Here’s the plot: Edward, who wants nothing more than to be an actor, has just been kicked out of Juilliard for being “too jazz hands.” To support himself, he tries everything from working Bar Mitzvahs (disguised as Britain’s top MTV VJ) to passing insider trader tips (disguised as the son of a sports hero). Meanwhile, he’s living in the illegally-gained rent-controlled apartment of an actor recently succumbed to AIDS (this is, after all, New York in the 1980s), dealing with his wacky parents and doing his best to support his equally wacky friends.
Of spacy flower child Willow, Acito writes: “‘I just love that you used the word existential in a sentence,’ she said, practically crying. ‘Let’s be friends.’”
And then there’s Doug, Edward’s long-standing (and mostly unrequited) love interest, who is fronting a Bruce Springsteen cover band. Edward, unabashedly gay though repelled by “swishy” men, hates all things Springsteen but is drawn to Doug like a moth to a flame. Not that those feelings stop him from considering other men (“I’m glad to get the money, but I really wanted him to say, Oh, Edward, you’re such a mastermind. Come right over and we’ll celebrate by wrestling naked,” he muses of one crush).

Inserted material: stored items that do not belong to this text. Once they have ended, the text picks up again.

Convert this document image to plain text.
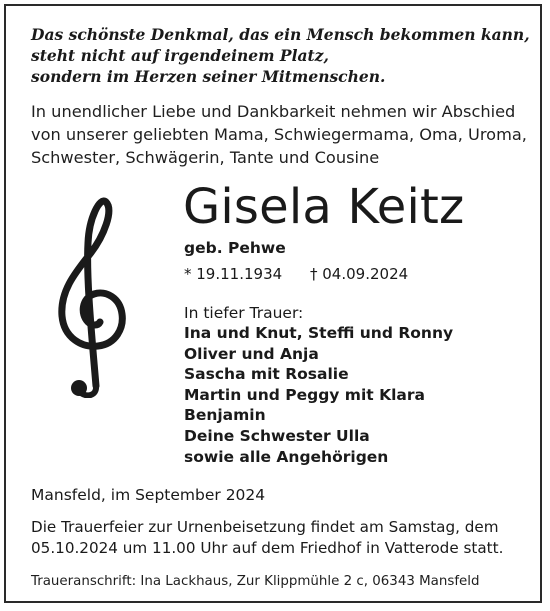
Das schönste Denkmal, das ein Mensch bekommen kann,
steht nicht auf irgendeinem Platz,
sondern im Herzen seiner Mitmenschen.
In unendlicher Liebe und Dankbarkeit nehmen wir Abschied
von unserer geliebten Mama, Schwiegermama, Oma, Uroma,
Schwester, Schwägerin, Tante und Cousine
Gisela Keitz
geb. Pehwe
* 19.11.1934 † 04.09.2024
In tiefer Trauer:
Ina und Knut, Steffi und Ronny
Oliver und Anja
Sascha mit Rosalie
Martin und Peggy mit Klara
Benjamin
Deine Schwester Ulla
sowie alle Angehörigen
Mansfeld, im September 2024
Die Trauerfeier zur Urnenbeisetzung findet am Samstag, dem
05.10.2024 um 11.00 Uhr auf dem Friedhof in Vatterode statt.
Traueranschrift: Ina Lackhaus, Zur Klippmühle 2 c, 06343 Mansfeld
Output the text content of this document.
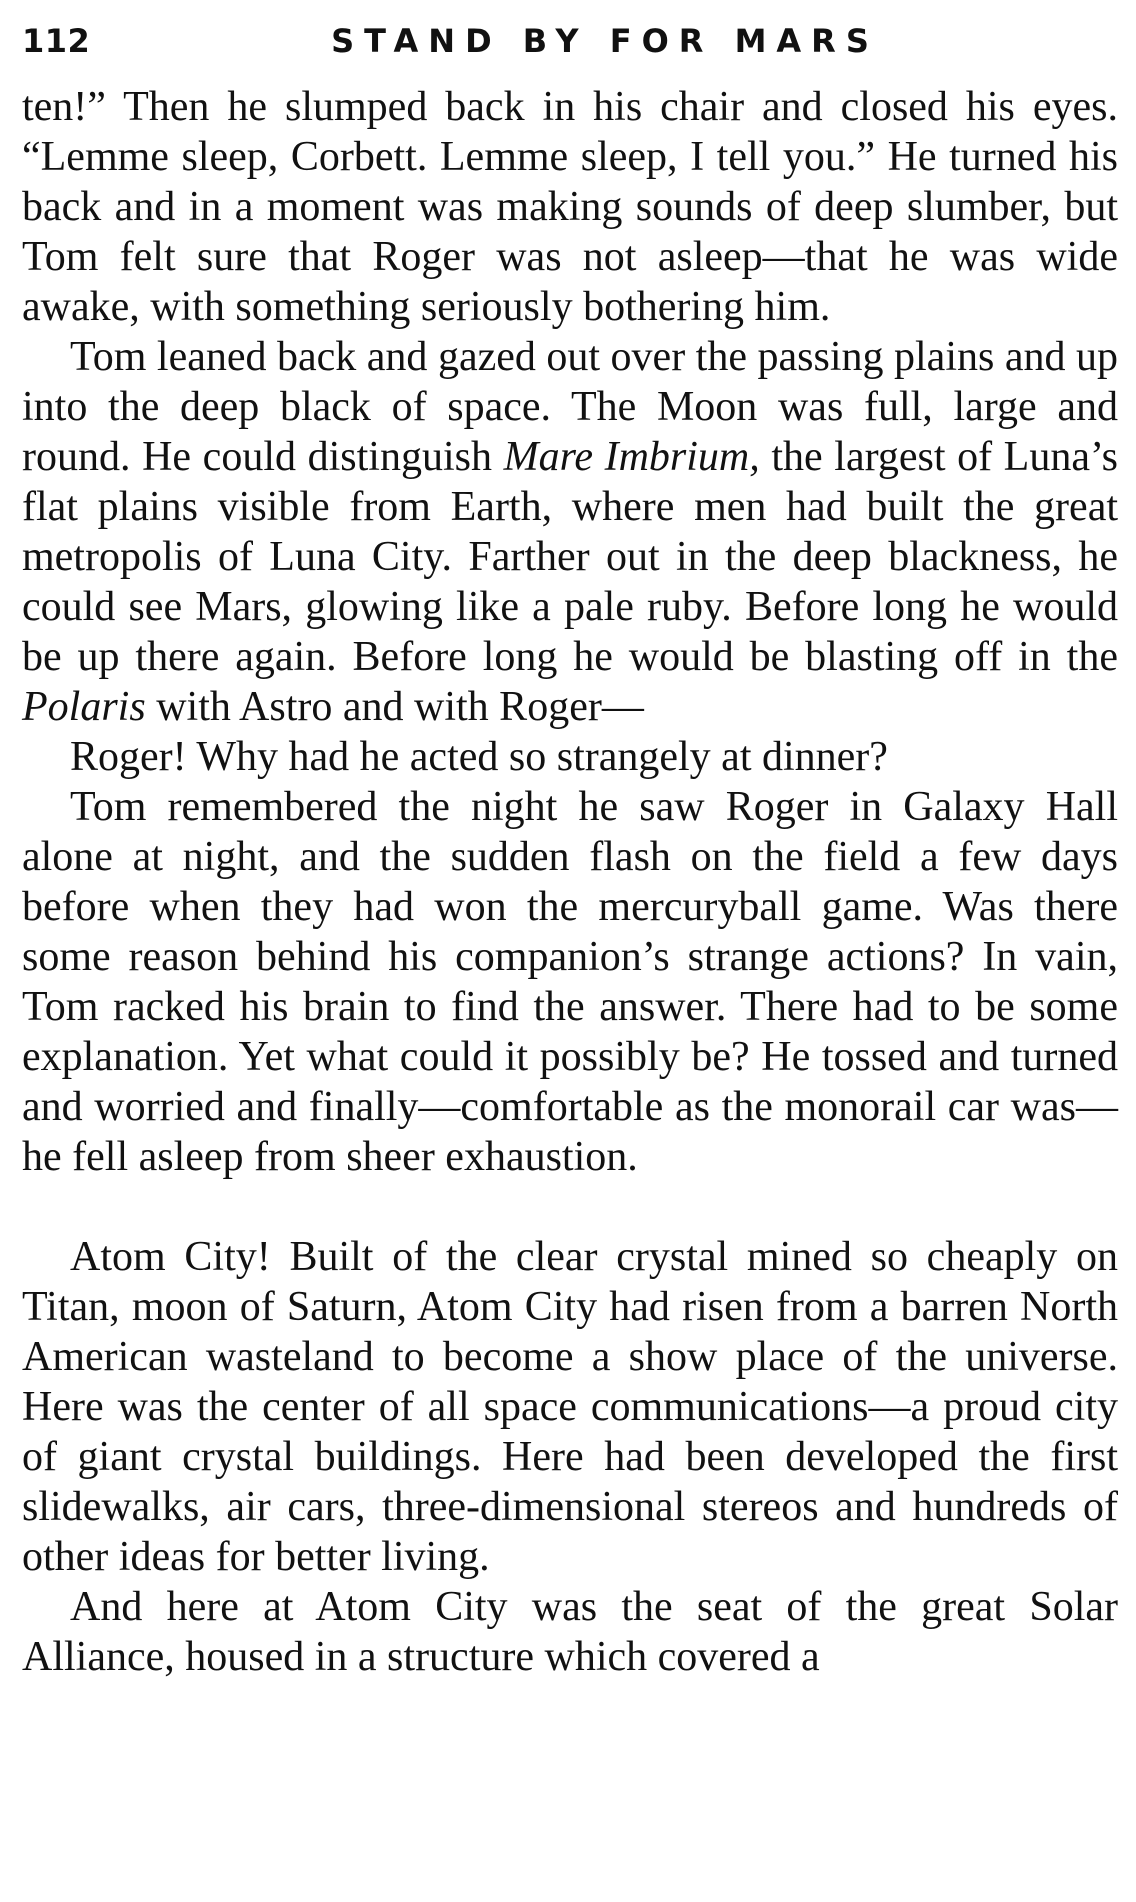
112	STAND BY FOR MARS

ten!” Then he slumped back in his chair and closed his eyes. “Lemme sleep, Corbett. Lemme sleep, I tell you.” He turned his back and in a moment was making sounds of deep slumber, but Tom felt sure that Roger was not asleep—that he was wide awake, with something seriously bothering him.

Tom leaned back and gazed out over the passing plains and up into the deep black of space. The Moon was full, large and round. He could distinguish Mare Imbrium, the largest of Luna’s flat plains visible from Earth, where men had built the great metropolis of Luna City. Farther out in the deep blackness, he could see Mars, glowing like a pale ruby. Before long he would be up there again. Before long he would be blasting off in the Polaris with Astro and with Roger—

Roger! Why had he acted so strangely at dinner?

Tom remembered the night he saw Roger in Galaxy Hall alone at night, and the sudden flash on the field a few days before when they had won the mercuryball game. Was there some reason behind his companion’s strange actions? In vain, Tom racked his brain to find the answer. There had to be some explanation. Yet what could it possibly be? He tossed and turned and worried and finally—comfortable as the monorail car was—he fell asleep from sheer exhaustion.

Atom City! Built of the clear crystal mined so cheaply on Titan, moon of Saturn, Atom City had risen from a barren North American wasteland to become a show place of the universe. Here was the center of all space communications—a proud city of giant crystal buildings. Here had been developed the first slidewalks, air cars, three-dimensional stereos and hundreds of other ideas for better living.

And here at Atom City was the seat of the great Solar Alliance, housed in a structure which covered a
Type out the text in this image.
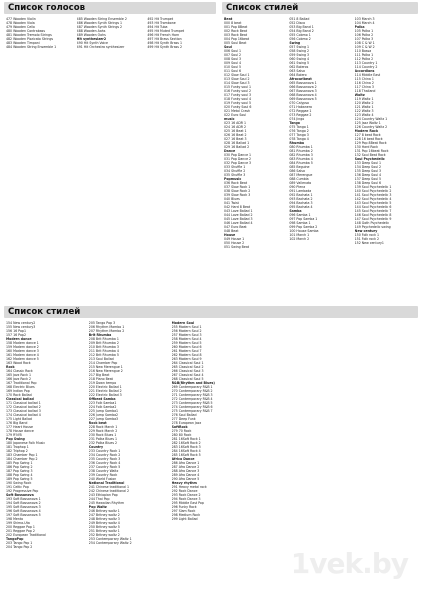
Список голосов
477 Wooden Violin
478 Wooden Viola
479 Wooden Cello
480 Wooden Contrabass
481 Wooden Tremolo Strings
482 Wooden Pizzicato Strings
483 Wooden Timpani
484 Wooden String Ensemble 1
485 Wooden String Ensemble 2
486 Wooden Synth Strings 1
487 Wooden Synth Strings 2
488 Wooden Aahs
489 Wooden Oohs
Hit synthesizer2
490 Hit Synth Voice
491 Hit Orchestra synthesizer
492 Hit Trumpet
493 Hit Trombone
494 Hit Tuba
495 Hit Muted Trumpet
496 Hit French Horn
497 Hit Brass Section
498 Hit Synth Brass 1
499 Hit Synth Brass 2
Список стилей
Beat
000 8 beat
001 Pop 8Beat
002 Rock Beat
003 Rock Beat
004 Pop 16beat
005 Soul Beat
Soul
006 Soul 1
007 Soul 2
008 Soul 3
009 Soul 4
010 Soul 5
011 Soul 6
012 Slow Soul 1
013 Slow Soul 2
014 Slow Soul 3
015 Funky soul 1
016 Funky soul 2
017 Funky soul 3
018 Funky soul 4
019 Funky soul 5
020 Funky Soul 6
021 Metal Crash
022 Euro Soul
music
023 16 ADR 1
024 16 ADR 2
025 16 Beat 1
026 16 Beat 2
027 16 Beat 3
028 16 Ballad 1
029 16 Ballad 2
Dance
030 Pop Dance 1
031 Pop Dance 2
032 Pop Dance 3
033 Shuffle 1
034 Shuffle 2
035 Shuffle 3
Popmusic
036 Rock Beat
037 Slow Rock 1
038 Slow Rock 2
039 Slow Rock 3
040 Blues
041 Twist
042 Hard 8 Beat
043 Love Ballad 1
044 Love Ballad 2
045 Love Ballad 3
046 Love Ballad 4
047 Euro Beat
048 Beat
House
049 House 1
050 House 2
051 Swing Beat
051 8 Ballad
052 Disco
053 Big Band 1
054 Big Band 2
055 Cobmo 1
056 Cobmo 2
Swing
057 Swing 1
058 Swing 2
059 Swing 3
060 Swing 4
061 Swing 5
062 Boleros
063 Salsa
064 Bolero
Afrocaribeat
065 Bossanova 1
066 Bossanova 2
067 Bossanova 3
068 Bossanova 4
069 Bossanova 5
070 Calypso
071 Habanera
072 Reggae 1
073 Reggae 2
074 Jingo
Tango
075 Tango 1
076 Tango 2
077 Tango 3
078 Tango 4
Rhumba
080 Rhumba 1
081 Rhumba 2
082 Rhumba 3
083 Rhumba 4
084 Rhumba 5
085 Beguine
086 Salsa
087 Merengue
088 Cumbia
089 Vallenato
090 Plena
091 Lambada
092 Bachata 1
093 Bachata 2
094 Bachata 3
095 Bachata 4
Samba
096 Samba 1
097 Pop Samba 1
098 Samba 1
099 Pop Samba 2
100 House Samba
101 March 1
102 March 2
103 March 3
104 March 4
Polka
105 Polka 1
106 Polka 2
107 Polka 3
108 C & W 1
109 C & W 2
110 Bossa
111 Polka 1
112 Polka 2
113 Country 1
114 Country 2
Accordions
114 Middle East
115 China 1
116 China 2
117 China 3
118 Thailand
Waltz
119 Waltz 1
120 Waltz 2
121 Waltz 1
122 Waltz 3
123 Waltz 4
124 Country Waltz 1
125 Jazz Waltz 1
126 Country Waltz 2
Modern Rock
127 8 beat Rock
128 16 beat Rock
129 Pop 8Beat Rock
130 Hard Rock
131 Pop 16beat Rock
132 Soul Beat Rock
Soul Psychedelic
133 Deep Soul 1
134 Deep Soul 2
135 Deep Soul 3
136 Deep Soul 4
137 Deep Soul 5
138 Deep Soul 6
139 Soul Psychedelic 1
140 Soul Psychedelic 2
141 Soul Psychedelic 3
142 Soul Psychedelic 4
143 Soul Psychedelic 5
144 Soul Psychedelic 6
145 Soul Psychedelic 7
146 Soul Psychedelic 8
147 Soul Psychedelic 9
148 Goth Psychedelic
149 Psychedelic swing
New century
150 Folk rock 1
151 Folk rock 2
152 New century1
Список стилей
154 New century2
155 New century3
156 16 Pop1
157 16 Pop2
Modern dance
158 Modern dance 1
159 Modern dance 2
160 Modern dance 3
161 Modern dance 4
162 Modern dance 5
163 Wood Rock
Rock
164 Classic Rock
165 Jazz Rock 1
166 Jazz Rock 2
167 Traditional Pop
168 Electric Blues
169 Indian Pop
170 Rock Ballad
Classical ballad
171 Classical ballad 1
172 Classical ballad 2
173 Classical ballad 3
174 Classical ballad 4
175 Light Ballad
176 Big Band
177 Heart House
178 House dance
179 R'N'B
Pop Swing
180 Japanese Folk Music
181 Trophop 1
182 Triphop 2
183 Chamber Pop 1
184 Chamber Pop 2
185 Pop Swing 1
186 Pop Swing 2
187 Pop Swing 3
188 Pop Swing 4
189 Pop Swing 5
190 Swing Rock
191 Celtic Pop
192 Progressive Pop
Soft Bossanova
193 Soft Bossanova 1
194 Soft Bossanova 2
195 Soft Bossanova 3
196 Soft Bossanova 4
197 Soft Bossanova 5
198 Mento
199 Shima-Uta
200 Reggae Pop 1
201 Reggae Pop 2
202 European Traditional
TangoPop
203 Tango Pop 1
204 Tango Pop 2
205 Tango Pop 3
206 Rhythm Mambo 1
207 Rhythm Mambo 2
Brit Rhumba
208 Brit Rhumba 1
209 Brit Rhumba 2
210 Brit Rhumba 3
211 Brit Rhumba 4
212 Brit Rhumba 5
213 Soul Ballad
214 Chamber Pop
215 New Merengue 1
216 New Merengue 2
217 Big Beat
218 Piano Beat
219 Down tempo
220 Electric Ballad 1
221 Electric Ballad 2
222 Electric Ballad 3
Offbeat Samba
223 Folk Samba1
224 Folk Samba2
225 Jump Samba1
226 Jump Samba2
227 Jump Samba3
Rock beat
228 Rock March 1
229 Rock March 2
230 Rock Blues 1
231 Polka Blues 1
232 Polka Blues 2
Country
233 Country Rock 1
234 Country Rock 2
235 Country Rock 3
236 Country Rock 4
237 Country Rock 5
238 Country Waltz
239 Country Rock
240 World Fusion
National Traditional
241 Chinese traditional 1
242 Chinese traditional 2
243 Ethiopian Pop
244 Thai Pop
245 Hawaiian Rhythm
Pop Waltz
246 Britney waltz 1
247 Britney waltz 2
248 Britney waltz 3
249 Britney waltz 4
250 Britney waltz 5
251 Britney waltz 1
252 Britney waltz 2
253 Contemporary Waltz 1
254 Contemporary Waltz 2
Modern Soul
255 Modern Soul 1
256 Modern Soul 2
257 Modern Soul 3
258 Modern Soul 4
259 Modern Soul 5
260 Modern Soul 6
261 Modern Soul 7
262 Modern Soul 8
263 Modern Soul 9
264 Classical Soul 1
265 Classical Soul 2
266 Classical Soul 3
267 Classical Soul 4
268 Classical Soul 5
R&B(Rhythm and Blues)
269 Contemporary R&B 1
270 Contemporary R&B 2
271 Contemporary R&B 3
272 Contemporary R&B 4
273 Contemporary R&B 5
274 Contemporary R&B 6
275 Contemporary R&B 7
276 Soul Ballad
277 Deep Funk
278 European Jazz
SoftRock
279 70 Rock
280 80 Rock
281 16Soft Rock 1
282 16Soft Rock 2
283 16Soft Rock 3
284 16Soft Rock 4
285 16Soft Rock 5
Africa Dance
286 Afro Dance 1
287 Afro Dance 2
288 Afro Dance 3
289 Afro Dance 4
290 Afro Dance 5
Heavy rhythm
291 Heavy metal rock
292 Rock Dance
293 Rock Dance 2
294 Rock Dance 3
295 Middle East Pop
296 Funky Rock
297 Slam Rock
298 Medium Rock
299 Light Ballad
1vek.by
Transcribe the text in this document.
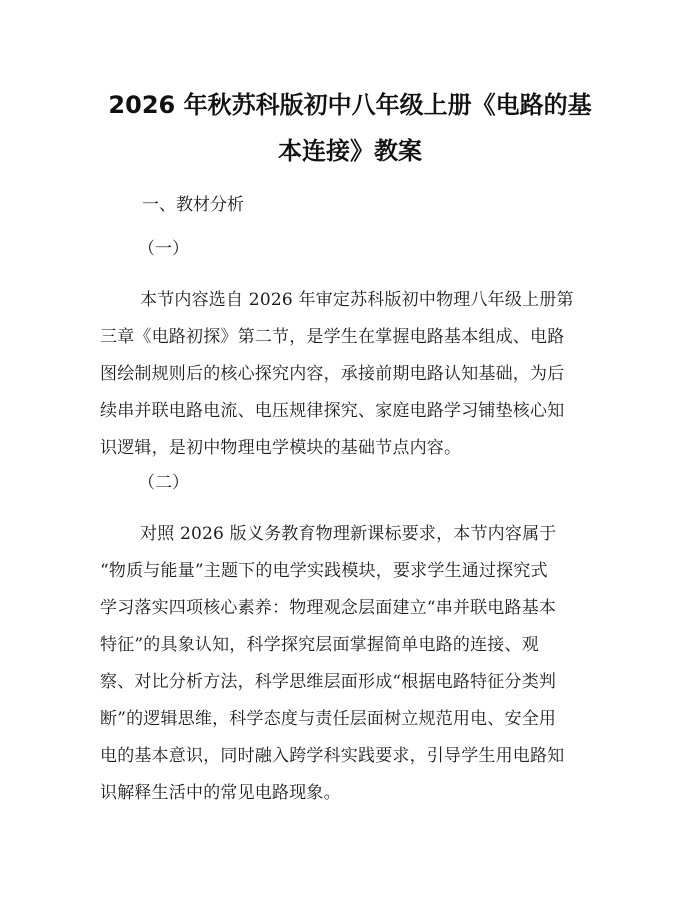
2026 年秋苏科版初中八年级上册《电路的基
本连接》教案
一、教材分析
（一）
本节内容选自 2026 年审定苏科版初中物理八年级上册第
三章《电路初探》第二节，是学生在掌握电路基本组成、电路
图绘制规则后的核心探究内容，承接前期电路认知基础，为后
续串并联电路电流、电压规律探究、家庭电路学习铺垫核心知
识逻辑，是初中物理电学模块的基础节点内容。
（二）
对照 2026 版义务教育物理新课标要求，本节内容属于
“物质与能量”主题下的电学实践模块，要求学生通过探究式
学习落实四项核心素养：物理观念层面建立“串并联电路基本
特征”的具象认知，科学探究层面掌握简单电路的连接、观
察、对比分析方法，科学思维层面形成“根据电路特征分类判
断”的逻辑思维，科学态度与责任层面树立规范用电、安全用
电的基本意识，同时融入跨学科实践要求，引导学生用电路知
识解释生活中的常见电路现象。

People is convoluted, colorful and fast-paced. It crackles with sarcasm and ‘80s trivia, recreating New York in its tatty, pre-Giuliani creative heyday. The book is also rife with Acito’s trademark one-liners (“Mama said there’s be gays like this” pops up more than once). But the gem of the novel is Edward, who rises again and again despite the odds.
“‘Yeah, I guess deep down I’m very superficial.’” he admits at one juncture, pausing to note, “Over the sound system, Cyndi Lauper sees my true colors shining through.”